(Foiled) Wine Review: 2008 M. Chapoutier Gigondas

19 12 2011

Cool thing about this bottle: there's Braille translation on the label! Less cool: it's probably corked. Jerk.

I’m not great at detecting cork taint.  I know what the telltale aromas of a corked wine are supposed to be (damp basement, wet newspaper, mildew), but I’ve only come across a couple of bottles in my life that were indisputably corked; who knows how many other bacteria-riddled bottles I’ve downed without knowing any better.  I’ve met people, including my WSET instructor, Marnie, who could instantly detect even the slightest whiff of taint, and I wish somebody like that was over at my house for dinner tonight, because I’m about 70% sure that I opened a corked bottle.  Due to this suspicion, I won’t be giving the Chapoutier Gigondas a score or saying bad things about it, but I figured I’d post the review regardless so that if you ever find yourself in my situation you’ll know what to look for…or at least you’ll be able to self-commiserate and know you’re not alone.

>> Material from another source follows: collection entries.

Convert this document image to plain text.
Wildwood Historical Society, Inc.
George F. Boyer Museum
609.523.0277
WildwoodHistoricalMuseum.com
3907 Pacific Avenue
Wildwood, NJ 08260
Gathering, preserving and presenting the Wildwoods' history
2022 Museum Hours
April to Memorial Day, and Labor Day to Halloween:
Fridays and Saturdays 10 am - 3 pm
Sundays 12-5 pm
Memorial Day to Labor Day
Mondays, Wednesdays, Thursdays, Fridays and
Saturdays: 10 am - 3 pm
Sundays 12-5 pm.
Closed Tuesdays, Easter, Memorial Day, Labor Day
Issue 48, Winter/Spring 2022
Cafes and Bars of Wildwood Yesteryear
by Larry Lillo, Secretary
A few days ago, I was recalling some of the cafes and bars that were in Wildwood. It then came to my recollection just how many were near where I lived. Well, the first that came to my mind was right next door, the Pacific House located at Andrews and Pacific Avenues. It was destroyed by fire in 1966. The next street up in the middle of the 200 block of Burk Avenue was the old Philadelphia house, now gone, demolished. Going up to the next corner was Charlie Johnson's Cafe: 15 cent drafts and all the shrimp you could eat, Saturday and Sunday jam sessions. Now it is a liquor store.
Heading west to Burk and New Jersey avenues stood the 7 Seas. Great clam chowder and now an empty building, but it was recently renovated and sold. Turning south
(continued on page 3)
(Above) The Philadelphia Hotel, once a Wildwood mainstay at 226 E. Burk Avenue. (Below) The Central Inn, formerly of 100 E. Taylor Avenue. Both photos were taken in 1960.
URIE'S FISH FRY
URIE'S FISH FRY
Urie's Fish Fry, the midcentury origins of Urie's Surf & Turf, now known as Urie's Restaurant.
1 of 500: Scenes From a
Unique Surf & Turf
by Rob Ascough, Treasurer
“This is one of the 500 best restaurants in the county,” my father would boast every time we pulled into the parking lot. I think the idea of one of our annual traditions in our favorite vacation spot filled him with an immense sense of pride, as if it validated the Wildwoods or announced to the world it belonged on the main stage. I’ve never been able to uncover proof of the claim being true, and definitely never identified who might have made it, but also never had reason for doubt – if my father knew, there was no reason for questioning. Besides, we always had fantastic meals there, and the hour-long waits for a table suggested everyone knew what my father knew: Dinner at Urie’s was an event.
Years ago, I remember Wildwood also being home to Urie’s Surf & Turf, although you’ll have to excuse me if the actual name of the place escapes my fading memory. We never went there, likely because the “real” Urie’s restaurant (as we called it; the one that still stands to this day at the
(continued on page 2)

This bottle was a particularly unfortunate candidate for TCA (trichloroanisole, the bastard bacterium that ruins non-screwcapped bottles worldwide) because I got it from a friend at work (thanks anyway, Fiona!) after an important group/company success on a big project.  I’ve been saving it for months waiting for the right time to open it, and I thought that Christmas week was an ideal time to enjoy some wine that people have been nice enough to give me over the year.  Instead, I discover the down side of writing a wine blog:  when someone gives you a bottle that doesn’t work out, there is a better than even chance they will find out about it.

Cork Rating: 4/10 (If it wouldn't have infected my wine with filth, I might have been a fan.)

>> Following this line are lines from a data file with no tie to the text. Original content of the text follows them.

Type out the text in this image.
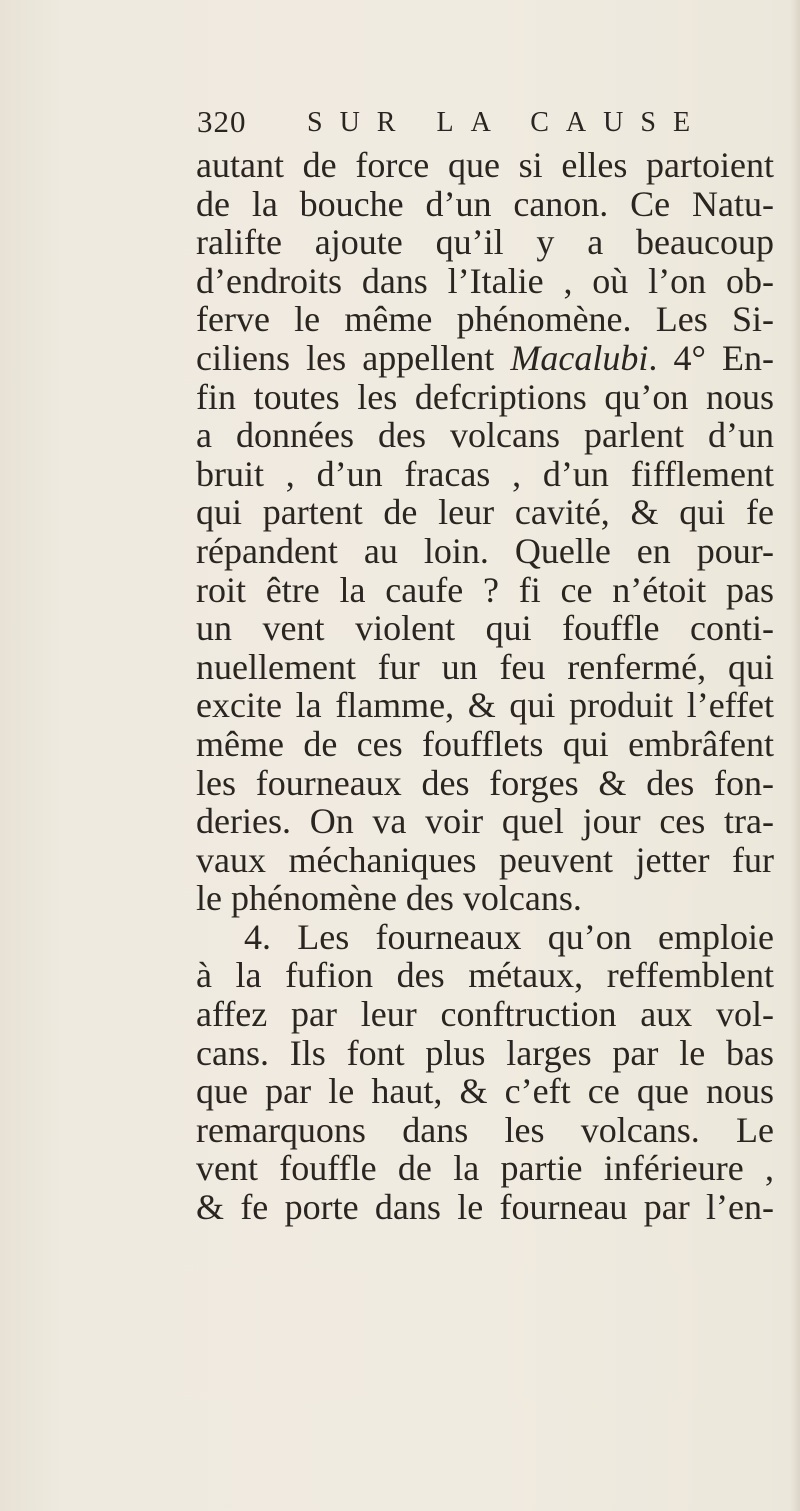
320 SUR LA CAUSE
autant de force que si elles partoient
de la bouche d’un canon. Ce Natu-
ralifte ajoute qu’il y a beaucoup
d’endroits dans l’Italie , où l’on ob-
ferve le même phénomène. Les Si-
ciliens les appellent Macalubi. 4° En-
fin toutes les defcriptions qu’on nous
a données des volcans parlent d’un
bruit , d’un fracas , d’un fifflement
qui partent de leur cavité, & qui fe
répandent au loin. Quelle en pour-
roit être la caufe ? fi ce n’étoit pas
un vent violent qui fouffle conti-
nuellement fur un feu renfermé, qui
excite la flamme, & qui produit l’effet
même de ces foufflets qui embrâfent
les fourneaux des forges & des fon-
deries. On va voir quel jour ces tra-
vaux méchaniques peuvent jetter fur
le phénomène des volcans.
4. Les fourneaux qu’on emploie
à la fufion des métaux, reffemblent
affez par leur conftruction aux vol-
cans. Ils font plus larges par le bas
que par le haut, & c’eft ce que nous
remarquons dans les volcans. Le
vent fouffle de la partie inférieure ,
& fe porte dans le fourneau par l’en-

Chapoutier is one of the Rhone Valley’s biggest names, one of the few producers who has managed to meld quality with quantity of production.  Gigondas is possibly the best Chateauneuf-de-Pape alternative region in the Southern Rhone, located near to and making very similar wines using generally the same grapes as its more famous neighbour (predominantly Grenache, but also Syrah, Mourvedre, and others) but with much more appealing price tags.  Fresh out of the bottle, this wine was looking like the killer deal that it probably is:  a gorgeous, translucent blood red in colour, it almost shimmered in the glass.  Then the problems started.  Expecting a big, fairly fruity nose, I instead was greeted with something green, subdued and thistly, grass and brambles mixed with a strong vegetal odour (peas and celery) and a notable mustiness lurking in the background.  There was definitely wet cardboard there, a used papery aroma I can best sum up as “blue bin”, and while I got some strawberry fruit and black tea buried under the danker flavours, it was only with a fair bit of effort.  The fruit was similarly muted on the palate, where I got a sense of what the wine would likely have been at full health:  raspberry red fruit, earth and dust, rhubarb, savoury spice and a peppery finish.  All that was there, but the volume was turned down to 5 or 6 from 10, and as a result it just tasted tired.  All in all, pretty depressing…thanks Monday.

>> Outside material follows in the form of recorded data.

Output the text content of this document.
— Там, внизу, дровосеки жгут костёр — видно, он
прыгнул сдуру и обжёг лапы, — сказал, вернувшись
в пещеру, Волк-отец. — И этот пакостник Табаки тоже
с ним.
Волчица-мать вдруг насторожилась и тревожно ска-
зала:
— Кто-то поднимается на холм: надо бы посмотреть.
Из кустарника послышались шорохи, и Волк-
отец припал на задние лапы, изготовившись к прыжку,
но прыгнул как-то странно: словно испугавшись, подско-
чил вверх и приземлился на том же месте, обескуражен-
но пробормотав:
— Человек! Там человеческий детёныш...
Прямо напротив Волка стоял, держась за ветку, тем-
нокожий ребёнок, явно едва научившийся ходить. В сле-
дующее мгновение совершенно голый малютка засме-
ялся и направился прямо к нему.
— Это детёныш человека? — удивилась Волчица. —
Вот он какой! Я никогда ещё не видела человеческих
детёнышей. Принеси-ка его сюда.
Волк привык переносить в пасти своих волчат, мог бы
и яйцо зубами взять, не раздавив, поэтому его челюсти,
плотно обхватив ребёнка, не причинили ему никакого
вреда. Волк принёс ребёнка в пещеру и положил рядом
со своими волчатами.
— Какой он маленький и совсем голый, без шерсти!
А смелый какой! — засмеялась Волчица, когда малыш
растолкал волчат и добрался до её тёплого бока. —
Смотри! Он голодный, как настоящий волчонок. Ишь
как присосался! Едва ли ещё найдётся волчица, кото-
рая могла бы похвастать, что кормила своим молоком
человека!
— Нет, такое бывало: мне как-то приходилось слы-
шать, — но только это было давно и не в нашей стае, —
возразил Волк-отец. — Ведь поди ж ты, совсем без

I will make a point of grabbing another bottle of this wine at some point so that I can see if my suspicions were correct or if the Chapoutier is just make in a style I totally don’t appreciate.  I’m a Rhone disciple, though, so I’m thinking it’s much more likely to be the former than the latter…not that that comforted me as I was pouring this quality bottle down the drain.  Boo.